As recently as a few weeks ago, Dean was lumped in with the Rep. Dennis Kucinich, former Sen. Carol Moseley Braun and the Rev. Al Sharpton as a second-tier candidate. But Dean's poll numbers are improving in important states, he's raising money like mad and the buzz--an intangible, but equally important standard--is moving his way.
If Dean can get a handle on his negative attributes--lack of preparation, snippiness--he may be the guy to beat in the Democratic primary.
"That's amazing!" said Democratic media consultant Dane Strother, who just learned of Dean's fundraising numbers on Tuesday after returning from a fly-fishing trip to Montana. Strother, who is unaligned in the presidential contest, continued: "Howard Dean is the only guy who knows exactly why he's running. And he's connecting. He's got all the momentum."
Clearly, Dean has tapped into a segment of the population that feels ignored by the media and powerless in a country politically dominated by Republicans in Washington. They feel that the party's leaders--including the leading presidential candidates from Congress--have been too accommodating toward Bush and seemingly oblivious that despite the GOP's slight electoral edge, this is still a country divided almost evenly between the parties.
"One of the chords Dean is striking is that he opposes very clearly Bush's foreign policy," said Zack Exley, an organizer for the liberal moveon.org's political action committee. "He is attempting to put forward a different kind of foreign policy. Other candidates are differentiating their policies from the president's, but not like [Dean]. But I think the energy Dean is able to mobilize (is) that there are a whole lot of people out there who passionately oppose Bush's policy and are terrified of the direction he's taking the country."
University of Maryland political science professor Ron Walters, who worked on Jesse L. Jackson's campaigns in the 1980s, put it this way: "The mood is such that there is a frustration about the 'me too' Republicans in the Democratic party. I think Democrats are in a mood coming out of the 2002 cycle to lift someone up into leadership who is a real Democrat and second is a fighter."
But others in the party see Dean as a less than desirable leader--one that will lead the party to certain defeat if he's nominated.
"It is no accident that Clinton was the first Democrat to be elected and re-elected in six decades," said Al From, founder and CEO of the centrist Democratic Leadership Council. "Dean shown he has been able to energize the base, but that's not the only thing you need to do. The liberal base is important to our party. You also have to be able to reach out to the swing voters who are also important to our party and you have to have to win ...When we've had the most 'pure' candidates we've had some of the biggest defeats."
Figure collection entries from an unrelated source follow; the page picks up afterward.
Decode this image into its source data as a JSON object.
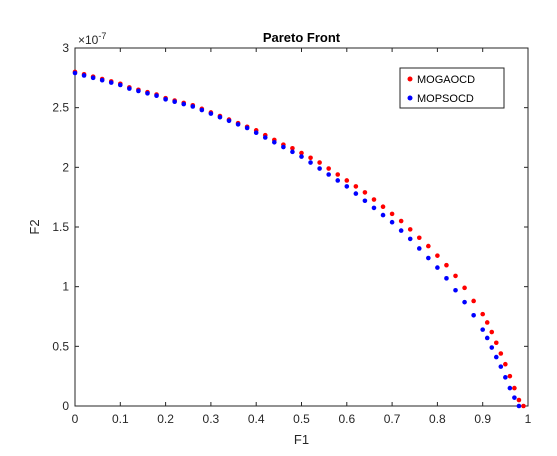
{
  "chart_data": {
    "type": "scatter",
    "title": "Pareto Front",
    "xlabel": "F1",
    "ylabel": "F2",
    "xlim": [
      0,
      1
    ],
    "ylim": [
      0,
      3
    ],
    "y_exponent_label": "×10",
    "y_exponent_power": "-7",
    "x_ticks": [
      "0",
      "0.1",
      "0.2",
      "0.3",
      "0.4",
      "0.5",
      "0.6",
      "0.7",
      "0.8",
      "0.9",
      "1"
    ],
    "y_ticks": [
      "0",
      "0.5",
      "1",
      "1.5",
      "2",
      "2.5",
      "3"
    ],
    "grid": false,
    "legend_position": "top-right",
    "series": [
      {
        "name": "MOGAOCD",
        "color": "#ff0000",
        "x": [
          0.0,
          0.02,
          0.04,
          0.06,
          0.08,
          0.1,
          0.12,
          0.14,
          0.16,
          0.18,
          0.2,
          0.22,
          0.24,
          0.26,
          0.28,
          0.3,
          0.32,
          0.34,
          0.36,
          0.38,
          0.4,
          0.42,
          0.44,
          0.46,
          0.48,
          0.5,
          0.52,
          0.54,
          0.56,
          0.58,
          0.6,
          0.62,
          0.64,
          0.66,
          0.68,
          0.7,
          0.72,
          0.74,
          0.76,
          0.78,
          0.8,
          0.82,
          0.84,
          0.86,
          0.88,
          0.9,
          0.91,
          0.92,
          0.93,
          0.94,
          0.95,
          0.96,
          0.97,
          0.98,
          0.99
        ],
        "y": [
          2.8,
          2.78,
          2.76,
          2.74,
          2.72,
          2.7,
          2.67,
          2.65,
          2.63,
          2.61,
          2.58,
          2.56,
          2.54,
          2.52,
          2.49,
          2.46,
          2.43,
          2.4,
          2.37,
          2.34,
          2.31,
          2.27,
          2.23,
          2.19,
          2.16,
          2.12,
          2.08,
          2.04,
          1.99,
          1.94,
          1.89,
          1.84,
          1.79,
          1.73,
          1.67,
          1.61,
          1.55,
          1.48,
          1.41,
          1.34,
          1.26,
          1.18,
          1.09,
          0.99,
          0.88,
          0.77,
          0.7,
          0.62,
          0.53,
          0.44,
          0.35,
          0.25,
          0.15,
          0.05,
          0.0
        ]
      },
      {
        "name": "MOPSOCD",
        "color": "#0000ff",
        "x": [
          0.0,
          0.02,
          0.04,
          0.06,
          0.08,
          0.1,
          0.12,
          0.14,
          0.16,
          0.18,
          0.2,
          0.22,
          0.24,
          0.26,
          0.28,
          0.3,
          0.32,
          0.34,
          0.36,
          0.38,
          0.4,
          0.42,
          0.44,
          0.46,
          0.48,
          0.5,
          0.52,
          0.54,
          0.56,
          0.58,
          0.6,
          0.62,
          0.64,
          0.66,
          0.68,
          0.7,
          0.72,
          0.74,
          0.76,
          0.78,
          0.8,
          0.82,
          0.84,
          0.86,
          0.88,
          0.9,
          0.91,
          0.92,
          0.93,
          0.94,
          0.95,
          0.96,
          0.97,
          0.98
        ],
        "y": [
          2.79,
          2.77,
          2.75,
          2.73,
          2.71,
          2.69,
          2.66,
          2.64,
          2.62,
          2.6,
          2.57,
          2.55,
          2.53,
          2.51,
          2.48,
          2.45,
          2.42,
          2.39,
          2.36,
          2.33,
          2.29,
          2.25,
          2.21,
          2.17,
          2.13,
          2.09,
          2.04,
          1.99,
          1.94,
          1.89,
          1.84,
          1.78,
          1.72,
          1.66,
          1.6,
          1.54,
          1.47,
          1.4,
          1.32,
          1.24,
          1.16,
          1.07,
          0.97,
          0.87,
          0.76,
          0.64,
          0.57,
          0.49,
          0.41,
          0.33,
          0.24,
          0.15,
          0.07,
          0.0
        ]
      }
    ]
  }
}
From also argued that money is only one measure of how a candidate is doing. "If money was all that mattered, we would have had president John Connolly and president Phil Gramm," he said.
But Walters says the DLC model is obsolete.
"The tectonic plate has shifted even from Clinton," he said. "The DLC may be out of sync with the rest of the country by the time this [election] rolls around. I think the barriers to third-way politics are palpable now. People are looking for clarity, and the DLC's argument is a defensive one."